I awoke to find a breeze careening our sail and the _Jeanne d'Arc_
rushing through a pale blue world--pale blue water, pale blue sky,
and, it seemed, pale blue air. No single solid thing but the boat
was to be seen in the indefinite immensity. Sprawling on its bottom
in every attitude of limp relaxation, the oarsmen lay asleep; only Père
Victorien was awake, his hands on the tiller and his eyes gazing
toward the east.

"_Bonjour!_" said he. "You have slept well. Your angel guardian
thinks well of you. The dawn comes."

I asked him if I might relieve him of tiller and sheet, and he, with
an injunction to keep the sail full and far, unpocketed his breviary,
and was instantly absorbed in its contents.

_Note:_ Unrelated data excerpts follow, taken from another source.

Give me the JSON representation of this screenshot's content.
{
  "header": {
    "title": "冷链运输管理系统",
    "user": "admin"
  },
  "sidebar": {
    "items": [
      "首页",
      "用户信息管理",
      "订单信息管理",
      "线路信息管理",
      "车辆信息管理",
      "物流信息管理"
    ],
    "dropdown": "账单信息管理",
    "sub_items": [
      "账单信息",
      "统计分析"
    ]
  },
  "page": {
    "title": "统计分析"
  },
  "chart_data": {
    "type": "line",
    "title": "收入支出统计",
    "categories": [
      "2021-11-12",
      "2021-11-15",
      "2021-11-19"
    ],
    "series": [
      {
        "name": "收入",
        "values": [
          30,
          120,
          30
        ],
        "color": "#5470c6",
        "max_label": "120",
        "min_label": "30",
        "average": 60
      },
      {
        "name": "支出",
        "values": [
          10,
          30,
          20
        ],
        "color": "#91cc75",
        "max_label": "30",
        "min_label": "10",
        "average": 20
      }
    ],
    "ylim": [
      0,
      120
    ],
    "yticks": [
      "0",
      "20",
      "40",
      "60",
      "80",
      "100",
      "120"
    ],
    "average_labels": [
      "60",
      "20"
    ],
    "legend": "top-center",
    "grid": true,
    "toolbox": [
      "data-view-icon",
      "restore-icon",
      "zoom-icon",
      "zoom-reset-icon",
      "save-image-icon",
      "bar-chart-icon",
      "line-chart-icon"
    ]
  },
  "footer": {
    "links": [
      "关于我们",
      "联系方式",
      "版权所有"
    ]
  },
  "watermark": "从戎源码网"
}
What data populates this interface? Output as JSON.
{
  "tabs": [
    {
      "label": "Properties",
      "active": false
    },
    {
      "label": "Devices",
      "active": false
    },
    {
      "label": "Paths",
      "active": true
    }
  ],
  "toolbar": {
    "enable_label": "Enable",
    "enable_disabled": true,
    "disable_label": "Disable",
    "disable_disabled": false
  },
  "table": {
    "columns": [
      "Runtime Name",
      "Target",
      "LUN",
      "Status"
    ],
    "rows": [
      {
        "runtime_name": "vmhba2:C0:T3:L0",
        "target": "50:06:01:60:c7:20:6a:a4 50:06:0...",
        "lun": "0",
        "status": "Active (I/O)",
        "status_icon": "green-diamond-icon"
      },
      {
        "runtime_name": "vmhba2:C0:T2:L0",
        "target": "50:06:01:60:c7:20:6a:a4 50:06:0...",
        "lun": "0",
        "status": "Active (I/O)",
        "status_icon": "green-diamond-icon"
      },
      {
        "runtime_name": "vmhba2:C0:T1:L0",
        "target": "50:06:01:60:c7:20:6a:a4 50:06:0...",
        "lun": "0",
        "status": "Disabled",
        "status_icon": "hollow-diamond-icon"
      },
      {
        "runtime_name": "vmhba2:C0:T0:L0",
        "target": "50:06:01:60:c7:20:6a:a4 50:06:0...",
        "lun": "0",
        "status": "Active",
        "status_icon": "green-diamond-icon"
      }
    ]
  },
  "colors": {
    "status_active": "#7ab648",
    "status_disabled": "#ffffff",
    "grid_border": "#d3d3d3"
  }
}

Our tack was toward the eastern distance, and no glimpse of land or
cloud made us aught but solitary travelers in illimitable space. The
sun was beneath the deep, but in the hush of the pale light one felt
the awe of its coming. Slowly a faint glow began to gild a line that
circled the farthest east. Gold it was at first, like a segment of a
marriage ring, then a bolt of copper shot from the level waters to
the zenith and a thousand vivid colors were emptied upon the sky and
the sea. Roses were strewn on the glowing waste, rose and gold and
purple curtained the horizon, and suddenly, without warning, abrupt
as lightning, the sun beamed hot above the edge of the world.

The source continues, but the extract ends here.